Test pilots then put each new plane through its paces on an adjacent airstrip, before sending it off to roam the globe.
This airplane, more than any other, made long-range travel a mass-market phenomenon. And now, one of the jets born here is returning home.
Delta Air Lines will fly a 747 filled with employees and customers from its Detroit hub to Boeing’s plant in Everett, in Washington.
It’s the first in a series of farewell flights to Delta hubs this week, marking the end of the airliner’s US passenger service. There’s poignancy: With just 14 unfilled orders in Boeing’s backlog, and four-engine aircraft out of favour, the future isn’t bright for jumbo jetliners, such as the old 747. Just last week, Delta ordered 100 jets from Airbus, Boeing’s rival. And a trade fight between the US planemaker and Bombardier threatens to foul up a separate deal that’s key to Delta’s fleet plans.

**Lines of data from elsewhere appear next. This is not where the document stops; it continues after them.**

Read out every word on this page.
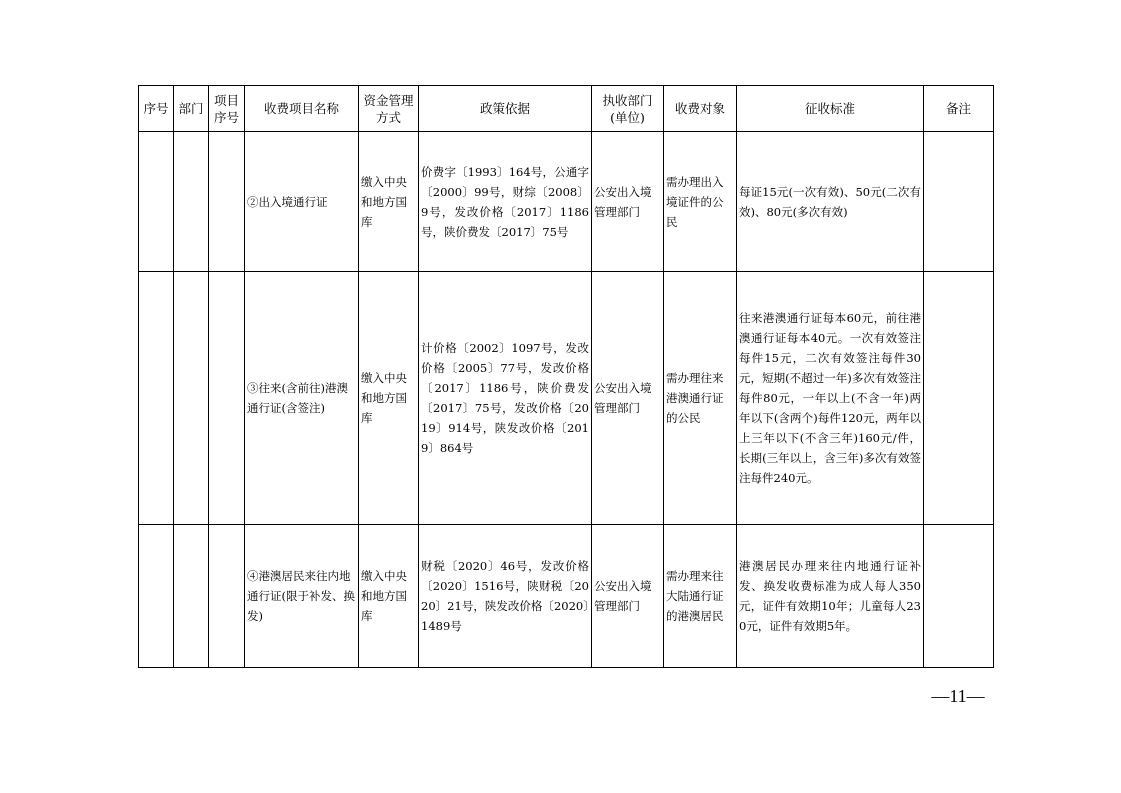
序号	部门	项目序号	收费项目名称	资金管理方式	政策依据	执收部门(单位)	收费对象	征收标准	备注
			②出入境通行证	缴入中央和地方国库	价费字〔1993〕164号，公通字〔2000〕99号，财综〔2008〕9号，发改价格〔2017〕1186号，陕价费发〔2017〕75号	公安出入境管理部门	需办理出入境证件的公民	每证15元(一次有效)、50元(二次有效)、80元(多次有效)	
			③往来(含前往)港澳通行证(含签注)	缴入中央和地方国库	计价格〔2002〕1097号，发改价格〔2005〕77号，发改价格〔2017〕1186号，陕价费发〔2017〕75号，发改价格〔2019〕914号，陕发改价格〔2019〕864号	公安出入境管理部门	需办理往来港澳通行证的公民	往来港澳通行证每本60元，前往港澳通行证每本40元。一次有效签注每件15元，二次有效签注每件30元，短期(不超过一年)多次有效签注每件80元，一年以上(不含一年)两年以下(含两个)每件120元，两年以上三年以下(不含三年)160元/件，长期(三年以上，含三年)多次有效签注每件240元。	
			④港澳居民来往内地通行证(限于补发、换发)	缴入中央和地方国库	财税〔2020〕46号，发改价格〔2020〕1516号，陕财税〔2020〕21号，陕发改价格〔2020〕1489号	公安出入境管理部门	需办理来往大陆通行证的港澳居民	港澳居民办理来往内地通行证补发、换发收费标准为成人每人350元，证件有效期10年；儿童每人230元，证件有效期5年。	
—11—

A generation came to learn the aircraft’s quirks, such as the jet’s bulbous nose. There was also the fascination, never lost for some, of ascending a staircase to ride high above the world in the ‘bubble,’ the deck behind the cockpit. The planes could hold 370 passengers, including 66 in first-class and six in those penthouse seats up the stairs.
The design made it literally a wide-body, which became a moniker for long-range aircraft.
“It’s one of two seminal airplanes,” said George Hamlin, an aerospace consultant. But it was the long-haul capability — a 6,000-mile reach — that made the 747 transformational.
“The range of the plane allowed it to go anywhere in the world,” said Michael Lombardi, Boeing’s corporate historian. The peak year of the 747 was 2002, when the airplane completed 33,000 flights, hauling 10.5m passengers on 50 airlines.
All told, 1,540 Boeing aircraft have been delivered since 1969. “It was the plane that shrank the world. That is the legacy of the 747,” Mr Lombardi said.
Boeing created the plant in Everett — the largest building on the planet, by volume — just to build the 747, and the same facility eventually turned out such wide-body successors as the 767, 777, and 787 Dreamliner.
Boeing eventually created the best-selling 747 model.
Outside of the US, however, there will still be plenty of 747s carrying passengers: British Airways, Korean Air, and Lufthansa are all big operators.
But over the past 10 years, sales of the latest Boeing 747 model have dwindled, and the jet’s future will be as a freighter.